Q: I’ve received an “early retirement” package from my company and have only 60 days before I’m off the payroll. I’m not sure if I can truly afford to retire, but I really don’t have any choice in the matter. I’m 61-years old and was expecting to work a few more years. What are the main things I should be focusing on? - Sheldon
A: Your situation is far too common. You’d like to keep working for a few years, but your employer would like to see you retire (maybe so they can replace you with a less expensive employee).
According to a recent study by Voya Financial, roughly 58 percent of Americans will be forced to retire sooner than they had planned. Many of these folks retire because of a severance or early retirement offer from work, and are only given a 60-day notice, just like the position you are in.
Here are some things you should be doing now in order to prepare for your retirement in two months:
- Restructure your mortgage. If you have an existing mortgage on your home, you’ll want to restructure it for the lowest payment possible. Ideally, your home is paid off by retirement, but if you are not in that position, consider refinancing it into a new 30-year mortgage in order to reduce your payments.
- Get rid of your consumer debt. You may have a car loan or some credit cards. If so, it’s best to try and wipe these out before you move into retirement. If you have the cash to pay them off, by all means do so. If you do not, look into ways to reduce the required monthly payments.
- Develop a strategy for medical insurance. This is a biggie for those who retire under age 65. If your employer will provide you with retiree medical, that’s fantastic (but that’s becoming less and less common). If they won’t, because medical insurance can be very expensive, it may actually prevent you from being able to retire. I strongly suggest you check into your options now. If you can’t afford to purchase medical insurance, you may be forced to find another job until you can apply for Medicare at age 65.

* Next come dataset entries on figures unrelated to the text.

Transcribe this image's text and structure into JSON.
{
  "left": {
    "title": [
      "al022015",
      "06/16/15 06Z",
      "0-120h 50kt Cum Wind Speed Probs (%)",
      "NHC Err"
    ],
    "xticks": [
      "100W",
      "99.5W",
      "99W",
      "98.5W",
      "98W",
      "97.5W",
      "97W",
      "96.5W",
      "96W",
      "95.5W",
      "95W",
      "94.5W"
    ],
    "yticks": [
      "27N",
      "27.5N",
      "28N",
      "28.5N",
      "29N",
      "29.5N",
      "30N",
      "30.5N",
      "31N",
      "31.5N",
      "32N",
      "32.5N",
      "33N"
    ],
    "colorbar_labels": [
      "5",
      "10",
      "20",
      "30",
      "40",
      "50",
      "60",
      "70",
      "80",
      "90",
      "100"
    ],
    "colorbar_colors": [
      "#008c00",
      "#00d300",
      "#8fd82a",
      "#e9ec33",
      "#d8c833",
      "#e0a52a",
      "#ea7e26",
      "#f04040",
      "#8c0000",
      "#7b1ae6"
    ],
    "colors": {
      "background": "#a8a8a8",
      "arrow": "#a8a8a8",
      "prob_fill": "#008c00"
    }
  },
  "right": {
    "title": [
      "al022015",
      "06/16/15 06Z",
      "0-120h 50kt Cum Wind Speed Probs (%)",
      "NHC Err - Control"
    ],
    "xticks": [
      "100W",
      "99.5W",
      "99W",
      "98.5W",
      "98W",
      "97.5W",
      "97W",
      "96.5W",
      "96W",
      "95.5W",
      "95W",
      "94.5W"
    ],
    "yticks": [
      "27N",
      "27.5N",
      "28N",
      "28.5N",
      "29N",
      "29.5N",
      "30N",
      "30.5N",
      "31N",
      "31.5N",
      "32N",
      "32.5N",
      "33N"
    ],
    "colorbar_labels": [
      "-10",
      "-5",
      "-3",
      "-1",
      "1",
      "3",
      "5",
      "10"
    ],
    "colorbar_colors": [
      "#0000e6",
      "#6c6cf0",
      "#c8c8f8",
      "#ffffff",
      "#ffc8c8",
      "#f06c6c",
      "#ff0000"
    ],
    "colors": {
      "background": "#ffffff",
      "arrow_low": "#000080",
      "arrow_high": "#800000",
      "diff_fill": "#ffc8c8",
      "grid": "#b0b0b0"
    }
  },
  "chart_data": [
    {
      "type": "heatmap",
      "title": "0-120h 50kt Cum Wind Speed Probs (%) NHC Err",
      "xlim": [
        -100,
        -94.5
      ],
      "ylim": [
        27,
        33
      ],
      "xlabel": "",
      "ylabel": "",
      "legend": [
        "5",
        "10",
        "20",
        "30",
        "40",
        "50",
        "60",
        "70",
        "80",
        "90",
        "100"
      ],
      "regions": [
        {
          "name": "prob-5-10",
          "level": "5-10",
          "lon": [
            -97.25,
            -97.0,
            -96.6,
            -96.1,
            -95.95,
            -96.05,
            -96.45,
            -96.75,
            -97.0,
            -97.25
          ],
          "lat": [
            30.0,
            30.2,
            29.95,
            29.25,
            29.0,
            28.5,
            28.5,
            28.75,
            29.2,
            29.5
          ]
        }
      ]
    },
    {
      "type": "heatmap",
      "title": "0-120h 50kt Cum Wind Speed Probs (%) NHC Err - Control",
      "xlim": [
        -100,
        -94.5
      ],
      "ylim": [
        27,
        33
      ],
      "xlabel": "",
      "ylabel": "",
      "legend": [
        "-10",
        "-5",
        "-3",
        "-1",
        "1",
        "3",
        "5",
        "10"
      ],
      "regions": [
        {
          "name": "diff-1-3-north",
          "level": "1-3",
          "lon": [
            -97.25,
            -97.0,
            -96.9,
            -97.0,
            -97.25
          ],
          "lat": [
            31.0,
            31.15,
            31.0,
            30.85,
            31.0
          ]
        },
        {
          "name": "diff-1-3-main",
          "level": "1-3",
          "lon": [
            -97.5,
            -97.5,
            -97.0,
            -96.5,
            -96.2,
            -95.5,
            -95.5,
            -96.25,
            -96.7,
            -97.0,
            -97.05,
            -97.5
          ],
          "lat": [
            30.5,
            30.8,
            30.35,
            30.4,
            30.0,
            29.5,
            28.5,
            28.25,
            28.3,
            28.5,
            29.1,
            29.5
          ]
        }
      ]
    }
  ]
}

- Make a plan for your 401(k). Your employer’s 401(k) offering may be an excellent plan with many low cost options, so it may make sense for you to keep it where it is. However, if you need guidance with your investment options, or you’ll need to generate monthly income from the plan, you’ll want to identify a financial advisor (or investment firm) and establish an IRA rollover account, along with a game plan for those dollars.
- Look into your life insurance. You probably have some sort of life insurance that is offered through your employer. What happens to that once you retire? If you still need some life insurance and are in good health, you’ll be able to purchase a new policy outside of work. But if your health is not ideal, you may want to see if you can continue with your employer’s life insurance. Costs typically rise if you do, but it may be worth it if you cannot buy life insurance on your own.
- If you have one, decide about your pension option. Most of us will retire without any monthly pension from our employer, but you may be working for a company that still provides a traditional pension. If that’s the case, you’ll have to decide between a pension that only pays during your lifetime, or one that continues on and protects your spouse. This is an important decision, and one that is irrevocable, so you don’t want to take it lightly.
- Seek professional help. You’ll want to engage the services of a quality CERTIFIED FINANCIAL PLANNERTM to determine whether or not retirement is truly feasible, and to help you make the best available decisions during this short window of time. My experience has been that the sooner one meets with an advisor, the better.
Of course, there are other important factors that play into a smooth retirement transition. If each retiree considers the 7 most important personal decision points, I’m confident they’ll head into retirement prepared.